‘Serial’ founders offer Boston a peek behind Bergdahl series

Printed from: https://newbostonpost.com/2016/03/17/serial-founders-offer-boston-a-peek-behind-bergdahl-series/

Note: This event has been postponed due to illness until April 20, 2016, according to event organizers. Please check the organizer’s website for more details.

BOSTON – Newly released documents show that accused deserter Sgt. Bowe Bergdahl had a psychiatric disorder when he left his post in Afghanistan, according to a U.S. Army panel, shedding new light Thursday on a case that has come into focus for many through “Serial,” one of the most popular podcasts ever.

The diagnosis of the soldier, made last summer in an  Army Sanity Board Evaluation, according to the Associated Press, was released by his lawyers as preparations for his military trial continue. Bergdahl’s actions and motives in 2009 have been the subject of “Serial” segments this year, which have included interviews with Army officials, members of the Taliban and Bergdahl.

The sergeant from Idaho allegedly deserted his unit, was captured by a Taliban-affiliated group and held for five years before he was swapped for five Afghan prisoners in the U.S. detention facility at Guantanamo Bay, Cuba. His disappearance led to attempts to rescue him, which some say cost six soldiers in his battalion their lives.

Questions raised by Serial include whether Bergdahl walked away from his post for an honorable cause, and whether his actions stemmed from mental illness.

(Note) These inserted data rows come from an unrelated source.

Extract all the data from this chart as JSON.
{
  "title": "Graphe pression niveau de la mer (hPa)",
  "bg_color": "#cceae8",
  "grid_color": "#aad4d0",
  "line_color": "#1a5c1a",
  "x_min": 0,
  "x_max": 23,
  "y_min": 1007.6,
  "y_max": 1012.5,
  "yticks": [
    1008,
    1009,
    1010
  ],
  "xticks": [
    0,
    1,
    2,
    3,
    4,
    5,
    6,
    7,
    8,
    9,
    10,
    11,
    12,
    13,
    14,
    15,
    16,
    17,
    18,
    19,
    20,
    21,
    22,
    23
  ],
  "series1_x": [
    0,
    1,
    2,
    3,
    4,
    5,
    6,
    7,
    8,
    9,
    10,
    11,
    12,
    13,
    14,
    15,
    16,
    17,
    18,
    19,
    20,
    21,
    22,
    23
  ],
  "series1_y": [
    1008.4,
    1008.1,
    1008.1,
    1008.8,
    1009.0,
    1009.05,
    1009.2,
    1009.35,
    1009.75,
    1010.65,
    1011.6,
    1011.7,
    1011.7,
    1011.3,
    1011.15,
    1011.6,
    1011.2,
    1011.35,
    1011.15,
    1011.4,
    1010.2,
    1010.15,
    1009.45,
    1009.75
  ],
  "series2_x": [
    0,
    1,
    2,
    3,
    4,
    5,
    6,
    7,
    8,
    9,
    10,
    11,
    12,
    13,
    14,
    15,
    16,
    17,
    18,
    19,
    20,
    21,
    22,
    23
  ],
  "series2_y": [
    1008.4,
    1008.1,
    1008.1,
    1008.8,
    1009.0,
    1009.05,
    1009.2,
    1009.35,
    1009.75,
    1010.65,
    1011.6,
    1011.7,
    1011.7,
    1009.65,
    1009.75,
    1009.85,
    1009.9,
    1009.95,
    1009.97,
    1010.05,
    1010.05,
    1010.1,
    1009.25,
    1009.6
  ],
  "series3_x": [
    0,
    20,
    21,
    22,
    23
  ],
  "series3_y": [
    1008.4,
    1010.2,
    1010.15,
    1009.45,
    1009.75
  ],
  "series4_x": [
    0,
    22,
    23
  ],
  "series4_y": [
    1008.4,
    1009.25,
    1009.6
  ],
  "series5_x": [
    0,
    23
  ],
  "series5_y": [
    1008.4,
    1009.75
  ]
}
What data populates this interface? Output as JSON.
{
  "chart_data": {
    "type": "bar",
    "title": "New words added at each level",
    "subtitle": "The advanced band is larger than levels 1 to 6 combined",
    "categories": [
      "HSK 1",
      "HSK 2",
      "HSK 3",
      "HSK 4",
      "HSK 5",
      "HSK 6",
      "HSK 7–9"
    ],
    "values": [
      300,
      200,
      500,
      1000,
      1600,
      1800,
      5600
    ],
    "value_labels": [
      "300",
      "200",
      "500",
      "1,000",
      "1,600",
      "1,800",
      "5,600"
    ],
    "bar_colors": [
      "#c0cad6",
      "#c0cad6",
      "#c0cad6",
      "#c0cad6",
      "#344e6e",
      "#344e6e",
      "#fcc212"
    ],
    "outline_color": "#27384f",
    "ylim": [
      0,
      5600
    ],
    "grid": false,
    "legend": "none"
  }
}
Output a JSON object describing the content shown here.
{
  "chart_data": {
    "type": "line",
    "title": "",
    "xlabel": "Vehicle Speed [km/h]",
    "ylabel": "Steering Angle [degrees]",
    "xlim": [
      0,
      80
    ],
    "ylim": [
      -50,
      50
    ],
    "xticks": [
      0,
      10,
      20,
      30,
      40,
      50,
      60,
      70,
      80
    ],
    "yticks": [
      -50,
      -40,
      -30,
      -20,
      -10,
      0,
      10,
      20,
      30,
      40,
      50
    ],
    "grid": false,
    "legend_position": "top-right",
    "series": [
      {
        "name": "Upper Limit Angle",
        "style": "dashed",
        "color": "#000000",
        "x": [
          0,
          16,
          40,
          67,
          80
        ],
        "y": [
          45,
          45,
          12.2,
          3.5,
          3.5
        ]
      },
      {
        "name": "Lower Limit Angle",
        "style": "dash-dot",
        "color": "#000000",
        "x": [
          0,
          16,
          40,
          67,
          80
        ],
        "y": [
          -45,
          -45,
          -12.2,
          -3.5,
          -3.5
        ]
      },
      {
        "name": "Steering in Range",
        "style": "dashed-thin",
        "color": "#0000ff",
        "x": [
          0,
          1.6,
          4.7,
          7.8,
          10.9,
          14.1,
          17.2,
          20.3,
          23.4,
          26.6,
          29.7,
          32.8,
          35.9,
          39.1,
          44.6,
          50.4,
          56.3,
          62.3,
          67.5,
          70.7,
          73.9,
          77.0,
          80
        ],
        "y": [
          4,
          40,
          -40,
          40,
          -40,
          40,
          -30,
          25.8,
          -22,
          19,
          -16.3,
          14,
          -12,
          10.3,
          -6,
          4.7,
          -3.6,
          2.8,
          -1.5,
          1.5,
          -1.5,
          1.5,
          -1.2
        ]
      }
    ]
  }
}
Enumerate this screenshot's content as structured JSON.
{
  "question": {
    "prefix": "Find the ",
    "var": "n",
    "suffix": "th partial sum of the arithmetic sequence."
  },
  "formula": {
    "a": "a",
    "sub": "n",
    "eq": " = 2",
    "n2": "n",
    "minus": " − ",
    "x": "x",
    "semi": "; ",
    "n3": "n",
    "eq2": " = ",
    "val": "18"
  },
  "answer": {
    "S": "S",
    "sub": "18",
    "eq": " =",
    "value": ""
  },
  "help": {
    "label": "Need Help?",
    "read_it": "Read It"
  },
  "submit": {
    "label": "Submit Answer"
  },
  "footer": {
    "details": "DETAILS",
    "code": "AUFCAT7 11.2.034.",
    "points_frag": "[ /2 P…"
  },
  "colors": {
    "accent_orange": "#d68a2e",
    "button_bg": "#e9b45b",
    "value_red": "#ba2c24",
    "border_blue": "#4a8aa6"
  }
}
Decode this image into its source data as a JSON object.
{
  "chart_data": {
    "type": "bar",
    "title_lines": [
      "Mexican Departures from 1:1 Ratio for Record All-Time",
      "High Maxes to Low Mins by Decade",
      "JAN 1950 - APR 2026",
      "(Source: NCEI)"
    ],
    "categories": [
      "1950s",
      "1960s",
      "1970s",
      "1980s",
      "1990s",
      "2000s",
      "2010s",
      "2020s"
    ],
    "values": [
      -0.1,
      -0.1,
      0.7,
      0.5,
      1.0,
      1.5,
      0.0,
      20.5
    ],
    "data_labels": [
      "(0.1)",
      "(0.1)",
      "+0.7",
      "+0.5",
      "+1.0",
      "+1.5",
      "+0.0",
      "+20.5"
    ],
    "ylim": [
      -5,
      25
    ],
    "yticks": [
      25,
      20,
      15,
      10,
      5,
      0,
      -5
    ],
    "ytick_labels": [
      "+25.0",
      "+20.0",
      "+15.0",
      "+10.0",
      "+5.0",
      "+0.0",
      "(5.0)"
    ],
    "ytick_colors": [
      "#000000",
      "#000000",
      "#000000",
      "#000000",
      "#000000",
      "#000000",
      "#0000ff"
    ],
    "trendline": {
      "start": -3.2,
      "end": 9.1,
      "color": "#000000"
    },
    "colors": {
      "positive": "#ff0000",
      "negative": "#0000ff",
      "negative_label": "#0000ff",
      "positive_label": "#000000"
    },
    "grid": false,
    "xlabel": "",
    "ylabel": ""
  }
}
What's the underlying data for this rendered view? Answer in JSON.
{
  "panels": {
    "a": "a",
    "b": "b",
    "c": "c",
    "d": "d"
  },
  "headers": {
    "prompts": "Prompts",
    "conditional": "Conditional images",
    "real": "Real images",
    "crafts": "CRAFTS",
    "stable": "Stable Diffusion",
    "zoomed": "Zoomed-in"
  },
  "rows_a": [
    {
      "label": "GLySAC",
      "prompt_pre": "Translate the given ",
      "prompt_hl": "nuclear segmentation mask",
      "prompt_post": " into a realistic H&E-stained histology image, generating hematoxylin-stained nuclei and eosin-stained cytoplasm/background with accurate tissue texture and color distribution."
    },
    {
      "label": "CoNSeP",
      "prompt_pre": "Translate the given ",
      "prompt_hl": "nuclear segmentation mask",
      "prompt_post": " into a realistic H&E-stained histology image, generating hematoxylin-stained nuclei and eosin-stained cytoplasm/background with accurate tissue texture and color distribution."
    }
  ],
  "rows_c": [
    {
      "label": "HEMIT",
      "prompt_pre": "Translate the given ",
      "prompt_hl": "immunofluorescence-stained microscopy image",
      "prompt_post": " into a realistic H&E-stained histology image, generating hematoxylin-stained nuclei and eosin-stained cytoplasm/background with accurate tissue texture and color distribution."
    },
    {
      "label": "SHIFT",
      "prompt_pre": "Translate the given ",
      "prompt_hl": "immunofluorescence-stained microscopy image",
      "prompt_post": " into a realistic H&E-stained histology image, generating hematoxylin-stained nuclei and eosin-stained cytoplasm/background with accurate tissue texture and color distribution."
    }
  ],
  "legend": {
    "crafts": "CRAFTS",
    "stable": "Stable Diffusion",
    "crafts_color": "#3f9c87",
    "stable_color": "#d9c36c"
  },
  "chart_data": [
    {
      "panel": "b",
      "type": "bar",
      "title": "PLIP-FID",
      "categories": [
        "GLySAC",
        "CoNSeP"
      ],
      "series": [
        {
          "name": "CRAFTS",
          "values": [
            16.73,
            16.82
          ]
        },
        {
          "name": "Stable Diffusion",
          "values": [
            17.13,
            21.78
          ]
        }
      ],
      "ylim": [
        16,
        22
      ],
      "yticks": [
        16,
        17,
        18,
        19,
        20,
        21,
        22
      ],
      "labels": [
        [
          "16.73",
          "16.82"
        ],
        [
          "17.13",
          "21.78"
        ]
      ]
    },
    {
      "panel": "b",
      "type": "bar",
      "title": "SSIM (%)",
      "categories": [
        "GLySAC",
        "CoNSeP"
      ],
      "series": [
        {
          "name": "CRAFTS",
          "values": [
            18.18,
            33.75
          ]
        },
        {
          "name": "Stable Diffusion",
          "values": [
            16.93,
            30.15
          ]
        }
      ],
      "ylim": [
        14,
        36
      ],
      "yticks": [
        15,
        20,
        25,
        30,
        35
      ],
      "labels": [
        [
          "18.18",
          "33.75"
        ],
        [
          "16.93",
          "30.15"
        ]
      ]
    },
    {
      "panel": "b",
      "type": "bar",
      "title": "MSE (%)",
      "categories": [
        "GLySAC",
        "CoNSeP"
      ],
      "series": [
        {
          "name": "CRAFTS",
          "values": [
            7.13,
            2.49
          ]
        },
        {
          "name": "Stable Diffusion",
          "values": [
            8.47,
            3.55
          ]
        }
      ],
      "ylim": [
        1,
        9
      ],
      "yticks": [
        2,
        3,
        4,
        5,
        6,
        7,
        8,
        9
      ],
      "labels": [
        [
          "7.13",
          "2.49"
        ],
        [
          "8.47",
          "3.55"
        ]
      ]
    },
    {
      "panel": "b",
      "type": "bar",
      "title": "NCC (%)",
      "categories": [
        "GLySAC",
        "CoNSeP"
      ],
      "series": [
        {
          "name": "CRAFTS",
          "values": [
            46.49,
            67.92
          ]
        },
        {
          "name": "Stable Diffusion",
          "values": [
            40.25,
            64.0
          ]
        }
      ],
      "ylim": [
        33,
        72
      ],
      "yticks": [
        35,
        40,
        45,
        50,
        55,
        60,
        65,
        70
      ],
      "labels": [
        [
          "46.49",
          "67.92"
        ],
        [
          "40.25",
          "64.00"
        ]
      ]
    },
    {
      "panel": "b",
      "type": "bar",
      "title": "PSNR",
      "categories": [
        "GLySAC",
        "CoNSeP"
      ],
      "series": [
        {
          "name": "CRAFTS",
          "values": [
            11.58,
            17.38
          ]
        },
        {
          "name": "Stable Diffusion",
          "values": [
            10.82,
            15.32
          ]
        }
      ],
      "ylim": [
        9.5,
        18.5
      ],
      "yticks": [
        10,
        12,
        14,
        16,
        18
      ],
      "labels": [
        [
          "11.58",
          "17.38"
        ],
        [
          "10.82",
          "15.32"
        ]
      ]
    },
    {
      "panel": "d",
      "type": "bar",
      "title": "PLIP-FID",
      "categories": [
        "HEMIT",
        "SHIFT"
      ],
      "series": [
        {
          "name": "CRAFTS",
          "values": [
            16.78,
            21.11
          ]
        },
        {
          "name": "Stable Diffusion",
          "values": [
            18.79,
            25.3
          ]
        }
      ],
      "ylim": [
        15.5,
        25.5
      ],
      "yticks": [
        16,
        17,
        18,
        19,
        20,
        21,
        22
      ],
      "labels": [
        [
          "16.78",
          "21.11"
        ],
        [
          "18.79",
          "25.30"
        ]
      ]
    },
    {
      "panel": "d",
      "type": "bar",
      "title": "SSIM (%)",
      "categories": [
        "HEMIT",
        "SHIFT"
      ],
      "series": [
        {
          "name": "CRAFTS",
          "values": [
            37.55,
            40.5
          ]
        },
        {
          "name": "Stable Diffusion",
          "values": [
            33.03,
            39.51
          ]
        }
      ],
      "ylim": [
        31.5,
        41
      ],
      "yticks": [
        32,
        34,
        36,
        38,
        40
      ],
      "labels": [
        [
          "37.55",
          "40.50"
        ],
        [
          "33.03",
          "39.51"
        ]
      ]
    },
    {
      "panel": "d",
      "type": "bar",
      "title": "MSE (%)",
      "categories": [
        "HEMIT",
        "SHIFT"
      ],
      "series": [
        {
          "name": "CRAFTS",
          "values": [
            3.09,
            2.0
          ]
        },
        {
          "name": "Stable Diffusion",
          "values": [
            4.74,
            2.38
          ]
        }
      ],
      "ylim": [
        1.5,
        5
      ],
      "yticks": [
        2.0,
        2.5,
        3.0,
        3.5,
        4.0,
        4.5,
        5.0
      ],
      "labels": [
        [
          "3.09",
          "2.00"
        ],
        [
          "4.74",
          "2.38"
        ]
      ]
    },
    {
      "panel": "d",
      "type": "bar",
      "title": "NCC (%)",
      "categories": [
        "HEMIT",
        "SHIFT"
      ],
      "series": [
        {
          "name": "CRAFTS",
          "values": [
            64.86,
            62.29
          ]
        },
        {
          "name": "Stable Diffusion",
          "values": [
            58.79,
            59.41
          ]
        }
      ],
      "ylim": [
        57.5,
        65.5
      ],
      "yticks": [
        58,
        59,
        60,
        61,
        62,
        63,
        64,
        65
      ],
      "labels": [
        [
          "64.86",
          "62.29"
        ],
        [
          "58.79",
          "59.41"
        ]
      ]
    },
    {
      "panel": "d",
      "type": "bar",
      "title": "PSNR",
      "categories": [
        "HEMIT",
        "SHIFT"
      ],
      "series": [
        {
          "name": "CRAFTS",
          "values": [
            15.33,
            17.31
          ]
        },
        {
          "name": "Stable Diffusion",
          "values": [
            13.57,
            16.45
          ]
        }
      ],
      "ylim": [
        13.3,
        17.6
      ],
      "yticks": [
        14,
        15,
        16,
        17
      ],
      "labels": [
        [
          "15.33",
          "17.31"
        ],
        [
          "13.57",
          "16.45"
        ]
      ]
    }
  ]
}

The show’s previous season focused on a Baltimore murder case and has helped prompt a bid for a new trial.

Serial’s creators, Sarah Koenig and Julie Snyder, will appear in late April at Symphony Hall to give the public a peek behind the curtain and discuss aspects of putting together the podcast, which can be downloaded from the show’s website or on Apple’s iTunes online service. Their now biweekly show can also be streamed over the Pandora Internet service.

During the podcast’s first season, which began in 2014, Serial explored whether Adnan Syed, a Baltimore man convicted of murder, was actually innocent in the killing of his ex-girlfriend in 1999. The case led to a February hearing on whether to give Syed a new trial.

As Serial progressed in its examination of the Syed case, the podcast became a cultural phenomenon. It was the fastest ever to reach 5 million downloads from iTunes, despite delivering in-depth reporting over 30- to 60-minute segments, in contrast to most podcasts, which are short with brief soundbites.

Koenig worked for more than 10 years as a producer of public radio’s “This American Life” before she and Snyder started “Serial.” Earlier in her journalism career, Koenig covered criminal justice and was a State House reporter with the Baltimore Sun and New Hampshire’s Concord Monitor. Snyder is senior producer of “This American Life,” which she runs with Ira Glass, and has been with that show since 1997.

During the Boston event April 20, Koenig and Snyder will use their favorite recordings to tell personal stories, explain the construction of certain Serial episodes and discuss journalistic tactics, according to Celebrity Series of Boston, the presentation’s promoter. The event begins at 8 p.m. and tickets start at $45.